Preparing for an appointment

You're likely to seek advice from your primary care provider, but you may receive a referral to a rheumatologist. A rheumatologist is a doctor who specializes in joint diseases.

Here's some information to help you get ready for your appointment.

What you can do

When you make the appointment, ask if there's anything you need to do in advance, such as fast for a specific test. Make a list of:

  • Your symptoms, including when they started and how often they flare.
  • Key medical information, including any other diagnosed health conditions.
  • All medicines, vitamins and supplements you take, including the doses.
  • Questions to ask your doctor.

Take a family member or friend along, if possible, to help you remember the information you get.

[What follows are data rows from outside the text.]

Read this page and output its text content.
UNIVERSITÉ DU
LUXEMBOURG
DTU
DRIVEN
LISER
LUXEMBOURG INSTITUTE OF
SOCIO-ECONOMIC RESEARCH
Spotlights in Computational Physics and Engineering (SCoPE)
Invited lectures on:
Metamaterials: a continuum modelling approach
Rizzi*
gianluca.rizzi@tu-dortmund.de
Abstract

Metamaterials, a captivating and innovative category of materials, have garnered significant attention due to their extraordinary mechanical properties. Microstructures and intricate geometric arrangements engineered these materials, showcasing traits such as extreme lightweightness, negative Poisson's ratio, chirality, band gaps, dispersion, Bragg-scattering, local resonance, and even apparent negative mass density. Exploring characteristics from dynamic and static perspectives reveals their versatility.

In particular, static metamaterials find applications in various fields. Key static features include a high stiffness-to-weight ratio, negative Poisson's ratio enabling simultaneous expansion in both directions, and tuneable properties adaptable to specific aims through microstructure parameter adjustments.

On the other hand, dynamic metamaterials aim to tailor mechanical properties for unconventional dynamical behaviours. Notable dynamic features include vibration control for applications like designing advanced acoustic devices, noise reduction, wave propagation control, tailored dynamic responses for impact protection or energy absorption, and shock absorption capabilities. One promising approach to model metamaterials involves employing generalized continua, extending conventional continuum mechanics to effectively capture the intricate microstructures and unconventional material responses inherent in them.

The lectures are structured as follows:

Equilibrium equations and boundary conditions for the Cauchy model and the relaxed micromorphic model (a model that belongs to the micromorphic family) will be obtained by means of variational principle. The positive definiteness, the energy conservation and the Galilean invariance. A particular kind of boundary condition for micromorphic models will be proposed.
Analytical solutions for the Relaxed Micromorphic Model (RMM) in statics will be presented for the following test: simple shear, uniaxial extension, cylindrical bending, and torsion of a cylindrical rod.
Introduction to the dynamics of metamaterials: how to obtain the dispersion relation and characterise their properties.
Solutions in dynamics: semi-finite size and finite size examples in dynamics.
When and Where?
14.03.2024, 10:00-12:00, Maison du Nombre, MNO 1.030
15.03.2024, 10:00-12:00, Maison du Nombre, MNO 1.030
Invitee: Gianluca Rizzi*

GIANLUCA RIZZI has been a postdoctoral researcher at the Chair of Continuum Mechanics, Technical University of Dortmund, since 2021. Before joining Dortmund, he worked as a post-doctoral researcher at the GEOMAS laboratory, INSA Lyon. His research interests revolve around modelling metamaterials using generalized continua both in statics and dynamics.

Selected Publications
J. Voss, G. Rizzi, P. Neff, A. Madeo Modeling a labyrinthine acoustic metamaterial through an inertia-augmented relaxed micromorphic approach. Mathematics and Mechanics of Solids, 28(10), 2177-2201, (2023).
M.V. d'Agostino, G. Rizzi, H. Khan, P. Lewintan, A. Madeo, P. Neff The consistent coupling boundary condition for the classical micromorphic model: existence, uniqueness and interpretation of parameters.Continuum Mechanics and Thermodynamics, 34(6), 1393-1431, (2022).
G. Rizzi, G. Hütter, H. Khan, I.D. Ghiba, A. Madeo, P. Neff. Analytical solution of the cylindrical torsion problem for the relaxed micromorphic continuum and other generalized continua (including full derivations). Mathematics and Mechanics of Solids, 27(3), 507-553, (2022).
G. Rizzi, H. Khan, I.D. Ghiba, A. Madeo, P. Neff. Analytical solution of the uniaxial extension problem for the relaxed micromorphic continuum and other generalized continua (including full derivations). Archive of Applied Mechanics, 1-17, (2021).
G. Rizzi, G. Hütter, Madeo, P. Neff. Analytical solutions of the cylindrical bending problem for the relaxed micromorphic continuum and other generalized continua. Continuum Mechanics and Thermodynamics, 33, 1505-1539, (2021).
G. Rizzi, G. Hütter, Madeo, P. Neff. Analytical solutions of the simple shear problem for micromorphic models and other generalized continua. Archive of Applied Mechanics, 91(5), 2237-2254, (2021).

For adult Still disease, basic questions to ask your doctor include:

  • What's likely causing my symptoms?
  • What are other possible causes?
  • What tests do I need?
  • Is my condition likely temporary or chronic?
  • What's the best course of action?
  • What are the alternatives to the approach you're suggesting?
  • I have these other health conditions. How can I best manage them together?
  • Are there restrictions I need to follow?
  • Should I see a specialist?
  • Are there brochures or other printed material I can have? What websites do you recommend?

Don't hesitate to ask other questions.

What to expect from your doctor

Your health care provider is likely to ask you questions, such as:

  • When did your symptoms begin?
  • Do your symptoms come and go, or are they continuous?
  • When are your symptoms most likely to flare?
  • What treatments or self-care measures have you tried?
  • Have any treatments or self-care measures helped?
  • Have you been diagnosed with any other medical conditions?